The file `example_choosiow.py` has a demo of minimum distance and Poisson estimators on the Choo and Siow 2006 model. For other models, the minimum distance estimator works as follows, given 

- an observed matching stored in a `Matching` object `mus`
- an `EntropyFunction` object `entropy_model` that allows for `p` parameters in $\alpha$
- an $(X,Y,K)$ Numpy array of basis functions `phi_bases`:
  
```py
mde_results = estimate_semilinear_mde(
    mus, phi_bases, entropy_model)
mde_results.print_results(n_alpha=p)
```
The `mde_results` object contains the estimated $\alpha$ and $\beta$, their estimated variance-covariance, and a specification test.


## Examples

-   `example_choosiow.py` shows how to run minimum distance and Poisson estimators on a Choo and Siow homoskedastic model.
-   `example_nestedlogit.py` shows how to run minimum distance estimators on a two-layer nested logit model.

## Warnings

-   many of these models (including all variants of Choo and Siow) rely heavily on logarithms and exponentials.
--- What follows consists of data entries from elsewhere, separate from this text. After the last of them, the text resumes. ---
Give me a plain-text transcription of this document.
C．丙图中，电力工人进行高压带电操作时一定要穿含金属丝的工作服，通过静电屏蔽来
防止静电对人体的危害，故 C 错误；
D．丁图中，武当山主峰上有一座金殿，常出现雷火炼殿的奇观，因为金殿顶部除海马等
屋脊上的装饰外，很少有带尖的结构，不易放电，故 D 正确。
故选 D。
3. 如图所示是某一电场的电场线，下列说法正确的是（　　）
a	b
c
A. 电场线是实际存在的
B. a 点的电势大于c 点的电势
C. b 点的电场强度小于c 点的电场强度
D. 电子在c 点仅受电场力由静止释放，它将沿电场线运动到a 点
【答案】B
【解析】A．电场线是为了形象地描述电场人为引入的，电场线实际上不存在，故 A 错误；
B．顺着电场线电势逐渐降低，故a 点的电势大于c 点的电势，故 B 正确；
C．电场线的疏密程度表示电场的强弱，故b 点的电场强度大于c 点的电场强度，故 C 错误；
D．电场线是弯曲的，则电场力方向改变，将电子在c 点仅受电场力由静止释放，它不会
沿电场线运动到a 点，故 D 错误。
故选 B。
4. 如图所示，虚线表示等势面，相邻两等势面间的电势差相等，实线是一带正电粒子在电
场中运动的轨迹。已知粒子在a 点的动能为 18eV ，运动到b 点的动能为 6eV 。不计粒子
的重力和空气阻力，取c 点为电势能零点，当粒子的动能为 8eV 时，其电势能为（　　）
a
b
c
It is easy to generate examples where numeric instability sets in.
-   as a consequence, the `numeric` versions of the minimum distance estimator (which use numerical derivatives) are not recommended.
-   the bias-corrected minimum distance estimator (`corrected`) may have a larger mean-squared error and/or introduce numerical instabilities.
-   the estimated variance of the estimators assumes that the observed matching was sampled at the household level, and that sampling weights are all equal.

## Release notes

### version 1.1.3 (November 8, 2023)
- fixed URL of Streamlit app.

### version 1.1.2 (November 7, 2023)
-  improved the Streamlit app, now in two files: `cupid_streamlit.py` and  `cupid_streamlit_utils.py`.

### version 1.1.1
-  improved documentation
-  the package now relies on my utilities package `bs_python_utils`.  The `VarianceMatching` class in `matching_utils,py` is new; this should be transparent for the user.

### version 1.0.8

-   deleted spurious print statement.

### version 1.0.7

-   fixed error in bias-correction term.

### version 1.0.6

-   corrected typo.

### version 1.0.5

-   simplified the bias-correction for the minimum distance estimator in the Choo and Siow homoskedastic model.

### version 1.0.4

-   added an optional bias-correction for the minimum distance estimator in the Choo and Siow homoskedastic model, to help with cases when the matching patterns vary a lot across cells.
-   added two complete examples: `example_choosiow.py` and `example_nestedlogit.py`.